EOIR PM 25-16
EOIR
EOIR
OOD PM 25-16 Effective: February 3, 2025 To: All of EOIR From: Sirce E. Owen, Acting Director Date: February 3, 2025 CANCELLATION OF DIRECTOR’S MEMORANDUM 23-04 PURPOSE: Rescind and Cancel Director’s Memorandum 23-04 OWNER: Office of the Director AUTHORITY: 8 C.F.R. § 1003.0(b) CANCELLATION: Director’s Memorandum 23-04 On September 28, 2023, the EOIR Director issued Director’s Memorandum (DM) 23-04 purporting to provide guidance to EOIR adjudicators regarding policies issued by the Department of Homeland Security (DHS). It also purported to rescind and cancel Policy Memorandum (PM) 21-25, though, confusingly, PM 21-25 remained on EOIR’s website until it was canceled and removed by PM 25-09. The Executive Order (EO) and DHS memoranda that were the bases for DM 23-04 have now been revoked and rescinded. Aside from the ethically-questionable oddity of a supposedly-neutral adjudicatory system offering guidance about another agency’s prosecution practices with the clear intent to pressure adjudicators into deciding cases in accord with policy preferences rather than the law, DM 23-04 suffers from the same flaws as PM 21-25.
DM 23-04 impermissibly, and inexplicably, injected EOIR, an adjudicatory body, into the core prosecutorial functions of DHS in violation of basic separation-of-function principles of administrative law. See generally PM 25-09, Cancellation of Policy Memorandum 21-25 (Jan. 29, 2025). Further, DM 23-04 directed EOIR adjudicators to take certain dispositive actions to decide a case, such as strongly pressuring immigration judges to grant motions to dismiss regardless of the facts or law, even though such acts are beyond the power of an EOIR Director to order.

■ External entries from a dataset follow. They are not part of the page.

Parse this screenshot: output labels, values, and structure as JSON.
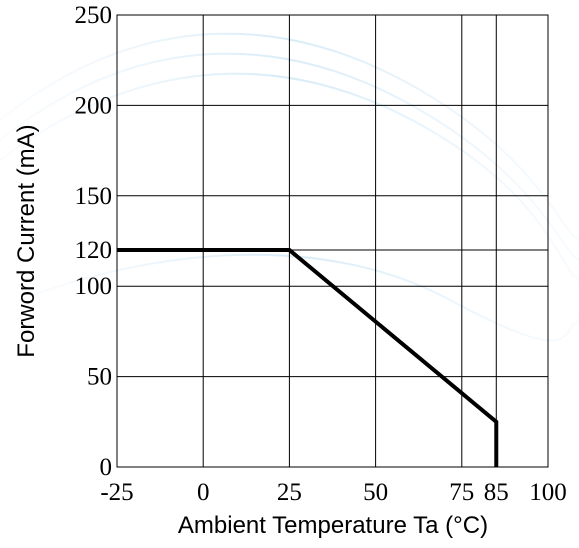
{
  "chart_data": {
    "type": "line",
    "x_label": "Ambient Temperature Ta (°C)",
    "y_label": "Forword Current (mA)",
    "x": [
      -25,
      25,
      85,
      85
    ],
    "series": [
      {
        "color": "#000000",
        "values": [
          120,
          120,
          25,
          0
        ]
      }
    ],
    "xlim": [
      -25,
      100
    ],
    "xticks": [
      -25,
      0,
      25,
      50,
      75,
      85,
      100
    ],
    "ylim": [
      0,
      250
    ],
    "yticks": [
      0,
      50,
      100,
      120,
      150,
      200,
      250
    ],
    "grid": true
  }
}
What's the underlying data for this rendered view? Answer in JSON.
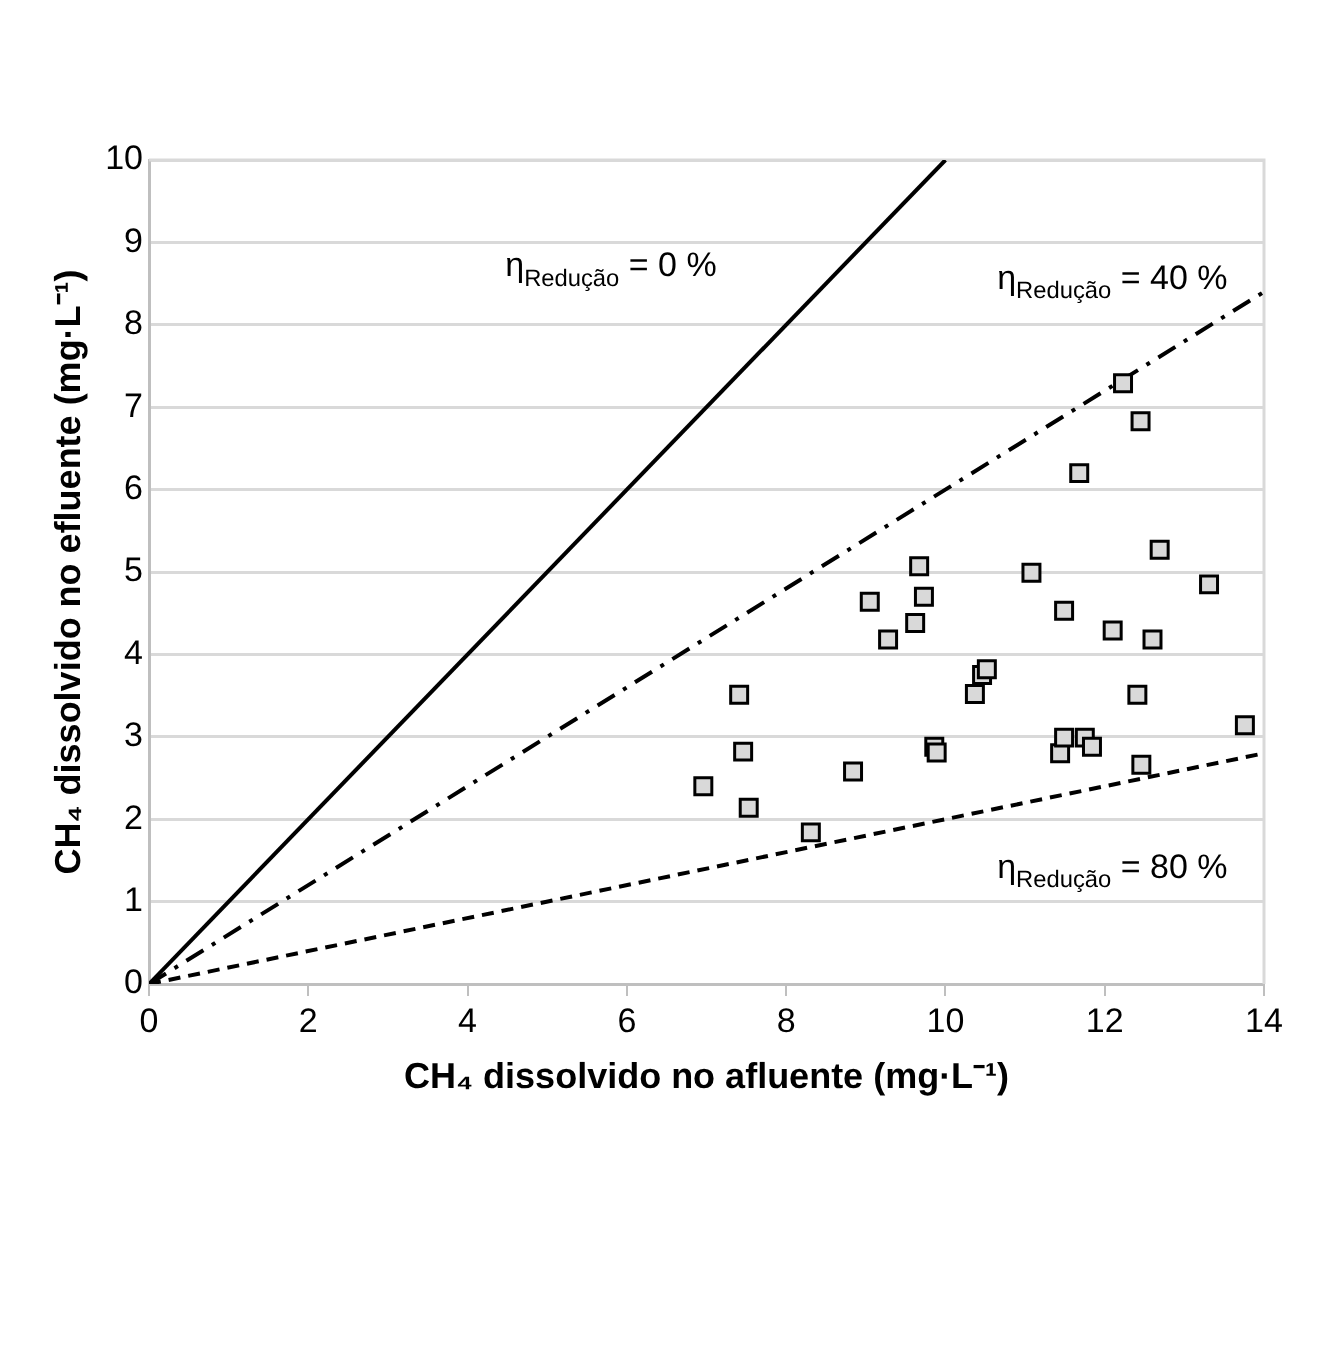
{
  "chart_data": {
    "type": "scatter",
    "xlabel": "CH₄ dissolvido no afluente (mg·L⁻¹)",
    "ylabel": "CH₄ dissolvido no efluente (mg·L⁻¹)",
    "xlim": [
      0,
      14
    ],
    "xticks": [
      0,
      2,
      4,
      6,
      8,
      10,
      12,
      14
    ],
    "ylim": [
      0,
      10
    ],
    "yticks": [
      0,
      1,
      2,
      3,
      4,
      5,
      6,
      7,
      8,
      9,
      10
    ],
    "grid": "y",
    "legend": false,
    "marker": "square",
    "series": [
      {
        "type": "scatter",
        "color": "#d9d9d9",
        "x": [
          7.41,
          7.46,
          6.96,
          7.53,
          8.31,
          8.84,
          9.05,
          9.28,
          9.67,
          9.73,
          9.62,
          9.86,
          9.89,
          10.37,
          10.46,
          10.52,
          11.08,
          11.49,
          11.44,
          11.49,
          11.75,
          11.84,
          11.68,
          12.23,
          12.45,
          12.1,
          12.6,
          12.41,
          12.46,
          12.69,
          13.31,
          13.76
        ],
        "values": [
          3.51,
          2.82,
          2.4,
          2.14,
          1.84,
          2.58,
          4.64,
          4.18,
          5.07,
          4.7,
          4.38,
          2.88,
          2.81,
          3.52,
          3.75,
          3.82,
          4.99,
          4.53,
          2.8,
          2.99,
          2.99,
          2.88,
          6.2,
          7.29,
          6.83,
          4.29,
          4.18,
          3.51,
          2.66,
          5.27,
          4.85,
          3.14
        ]
      },
      {
        "type": "line",
        "name": "η$_{Redução}$ = 0 %",
        "color": "#000000",
        "line_style": "solid",
        "marker": "none",
        "x": [
          0,
          10
        ],
        "values": [
          0,
          10
        ]
      },
      {
        "type": "line",
        "name": "η$_{Redução}$ = 40 %",
        "color": "#000000",
        "line_style": "dashdot",
        "marker": "none",
        "x": [
          0,
          14
        ],
        "values": [
          0,
          8.4
        ]
      },
      {
        "type": "line",
        "name": "η$_{Redução}$ = 80 %",
        "color": "#000000",
        "line_style": "dashed",
        "marker": "none",
        "x": [
          0,
          14
        ],
        "values": [
          0,
          2.8
        ]
      }
    ]
  }
}
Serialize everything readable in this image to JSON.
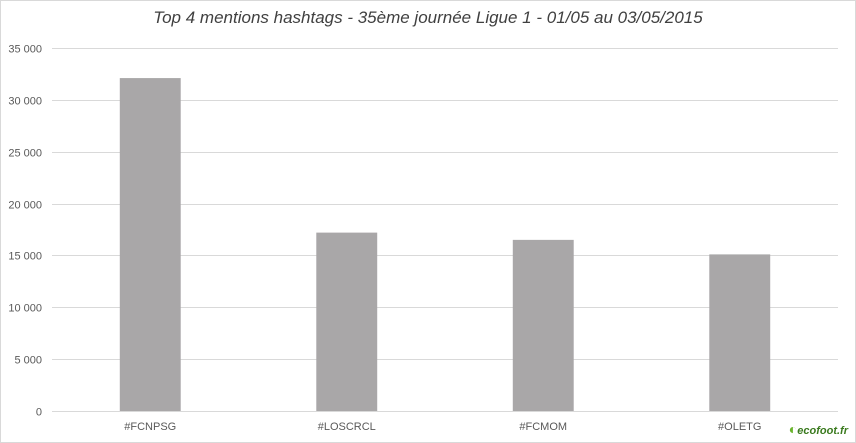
{
  "chart_data": {
    "type": "bar",
    "title": "Top 4 mentions hashtags - 35ème journée Ligue 1 - 01/05 au 03/05/2015",
    "categories": [
      "#FCNPSG",
      "#LOSCRCL",
      "#FCMOM",
      "#OLETG"
    ],
    "values": [
      32100,
      17200,
      16500,
      15100
    ],
    "xlabel": "",
    "ylabel": "",
    "ylim": [
      0,
      35000
    ],
    "yticks": [
      0,
      5000,
      10000,
      15000,
      20000,
      25000,
      30000,
      35000
    ],
    "ytick_labels": [
      "0",
      "5 000",
      "10 000",
      "15 000",
      "20 000",
      "25 000",
      "30 000",
      "35 000"
    ],
    "grid": "horizontal",
    "bar_color": "#a9a7a8",
    "grid_color": "#d9d9d9"
  },
  "watermark": {
    "brand": "ecofoot",
    "suffix": ".fr"
  }
}
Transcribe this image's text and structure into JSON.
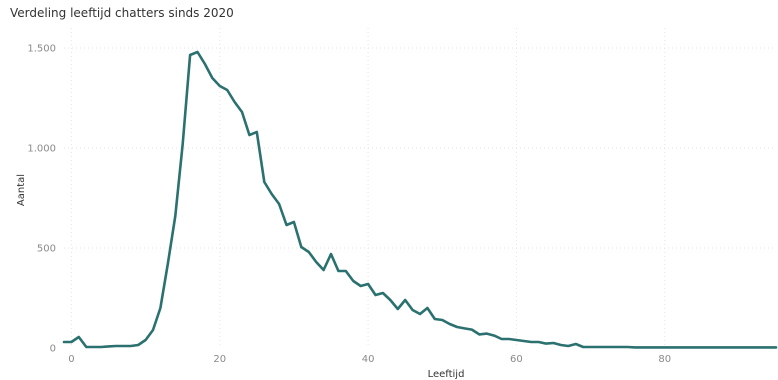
{
  "chart_data": {
    "type": "line",
    "title": "Verdeling leeftijd chatters sinds 2020",
    "xlabel": "Leeftijd",
    "ylabel": "Aantal",
    "xlim": [
      -1,
      95
    ],
    "ylim": [
      0,
      1600
    ],
    "x_ticks": [
      0,
      20,
      40,
      60,
      80
    ],
    "x_tick_labels": [
      "0",
      "20",
      "40",
      "60",
      "80"
    ],
    "y_ticks": [
      0,
      500,
      1000,
      1500
    ],
    "y_tick_labels": [
      "0",
      "500",
      "1.000",
      "1.500"
    ],
    "grid": "dotted",
    "legend": "none",
    "series": [
      {
        "color": "#2a7170",
        "x": [
          -1,
          0,
          1,
          2,
          3,
          4,
          5,
          6,
          7,
          8,
          9,
          10,
          11,
          12,
          13,
          14,
          15,
          16,
          17,
          18,
          19,
          20,
          21,
          22,
          23,
          24,
          25,
          26,
          27,
          28,
          29,
          30,
          31,
          32,
          33,
          34,
          35,
          36,
          37,
          38,
          39,
          40,
          41,
          42,
          43,
          44,
          45,
          46,
          47,
          48,
          49,
          50,
          51,
          52,
          53,
          54,
          55,
          56,
          57,
          58,
          59,
          60,
          61,
          62,
          63,
          64,
          65,
          66,
          67,
          68,
          69,
          70,
          71,
          72,
          73,
          74,
          75,
          76,
          77,
          78,
          79,
          80,
          81,
          82,
          83,
          84,
          85,
          86,
          87,
          88,
          89,
          90,
          91,
          92,
          93,
          94,
          95
        ],
        "y": [
          30,
          30,
          55,
          5,
          5,
          5,
          8,
          10,
          10,
          10,
          15,
          40,
          90,
          200,
          420,
          660,
          1020,
          1465,
          1480,
          1420,
          1350,
          1310,
          1290,
          1230,
          1180,
          1065,
          1080,
          830,
          770,
          720,
          615,
          630,
          505,
          480,
          430,
          390,
          470,
          385,
          385,
          335,
          310,
          320,
          265,
          275,
          240,
          195,
          240,
          190,
          170,
          200,
          145,
          140,
          120,
          105,
          98,
          92,
          68,
          72,
          62,
          45,
          45,
          40,
          35,
          30,
          30,
          22,
          25,
          15,
          10,
          20,
          5,
          5,
          5,
          5,
          5,
          5,
          5,
          3,
          3,
          3,
          3,
          3,
          3,
          3,
          3,
          3,
          3,
          3,
          3,
          3,
          3,
          3,
          3,
          3,
          3,
          3,
          3
        ]
      }
    ]
  }
}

Indeed, like other policies recently rescinded, many EOIR adjudicators felt that DM 23-04 was coercive and overrode adjudicatory independence because it inappropriately pressured adjudicators to rule in cases a certain way—not because of the law, but solely in order to achieve a particular policy outcome. Cf. 8 C.F.R. §§ 1003.1(d)(2), 1003.10(b); PM 25-05, Cancellation of Policy Memorandum 21-26 (Jan. 27, 2025). Many also noted that DM 23-04 incorrectly suggested that adjudicators were bound by stipulations of law by the parties, which is contrary to longstanding Board of Immigration Appeals and Supreme Court precedent and, as such, is beyond the authority of a PM to change.
See, e.g., Matter of A-, 4 I&N Dec. 378, 384 (BIA 1951); accord Swift & Co. 1 v. Hocking Valley Ry. Co., 243 U.S. 281, 289 (1917) (“If the stipulation is to be treated as an agreement concerning the legal effect of admitted facts, it is obviously inoperative; since the court cannot be controlled by agreement of counsel on a subsidiary question of law.”); PM 25-05. In short, parts of DM 23-04 were likely ultra vires, and other aspects of it, as applied, appeared to violate the regulatory decisional independence of adjudicators, see 8 C.F.R. §§ 1003.1(d)(2), 1003.10(b).
In sum, DM 23-04 compromised the decisional independence of EOIR adjudicators, improperly crossed the line separating EOIR and DHS’s distinct functions, and turned EOIR into a results- oriented subcomponent of DHS, rather than a truly impartial adjudicatory body. In short, DM 23-04 was antithetical to the idea of an impartial tribunal and significantly compromised EOIR’s integrity, impartiality, and decisional independence. It was a blight on EOIR’s reputation at the time it was issued and remains so today. In light of the revocation of the various documents on which it was based, in addition to its numerous other flaws, there is no basis to retain DM 23-04.
Accordingly, it is rescinded and canceled. This PM is not intended to, does not, and may not be relied upon to create, any right or benefit, substantive or procedural, enforceable at law or in equity by any party against the United States, its departments, agencies, or entities, its officers, employees, or agents, or any other person. Nothing herein should be construed as mandating a particular outcome in any specific case. Nothing in this PM limits an adjudicator’s independent judgment and discretion in adjudicating cases or an adjudicator’s authority under applicable law.